Analisaremos, neste capítulo, os dados que fornecem indícios do papel

da literatura como instrumento que possibilita ao aluno tomar a palavra numa

ação reflexiva sobre ele e o mundo a sua volta.

O trabalho com a literatura em sala de aula favoreceu a constituição do

aluno participante (como mostramos no capítulo anterior) e desencadeou um

processo em que o aluno tomou a palavra para aprender. Quando os alunos

começaram a participar das interações - construindo sentidos, questionando o

texto ou dando opiniões - passaram também a discutir o seu próprio pensar,

suas crenças, seus valores, seus desejos e suas atuações no quotidiano

enquanto membros de uma sociedade em que (re)agem. Assim, inaugurou-se

um processo de educação libertadora - que se contrapõe ao modelo bancário34

(cf.

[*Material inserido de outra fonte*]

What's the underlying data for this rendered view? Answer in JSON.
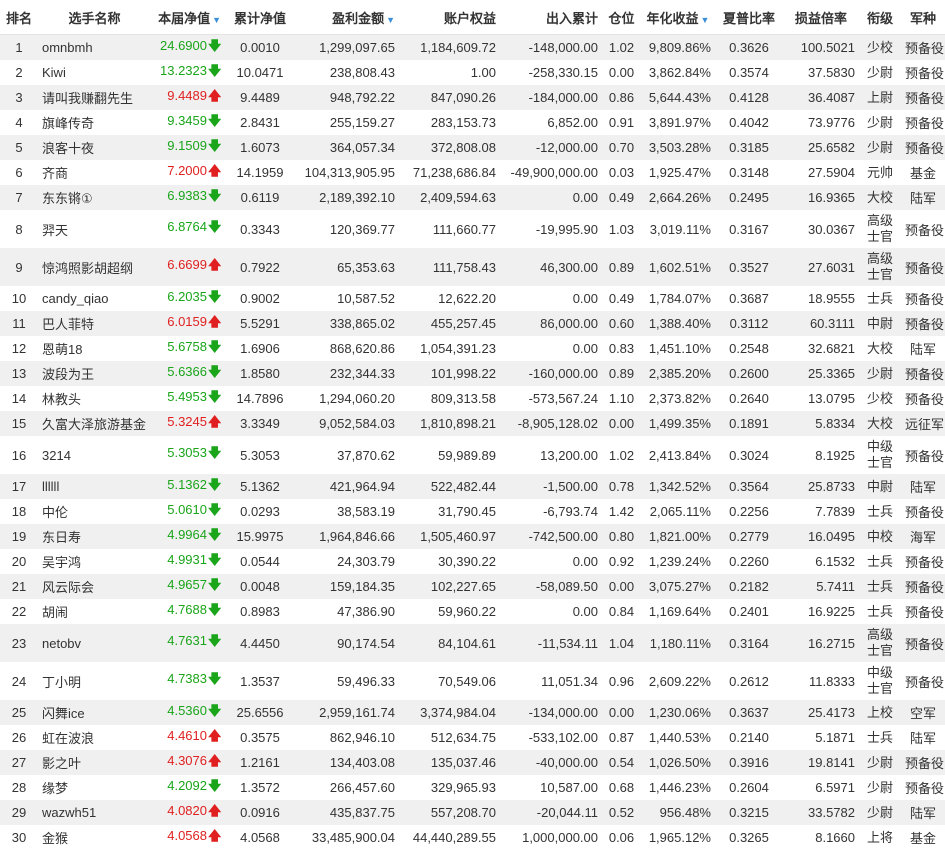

Feire, 1987:62-77)- através das interações verbais.

34 Freire (op. cit) define a educação bancária como aquela em que o aluno deve receber, passivamente, o conhecimento que o professor vai depositar nele, enquanto na educação libertadora o educador identifica-se com o educando e "deve orientar-se no sentido da humanização de ambos". Nesta concepção, não existe a idéía de doação do saber, mas de construção do saber.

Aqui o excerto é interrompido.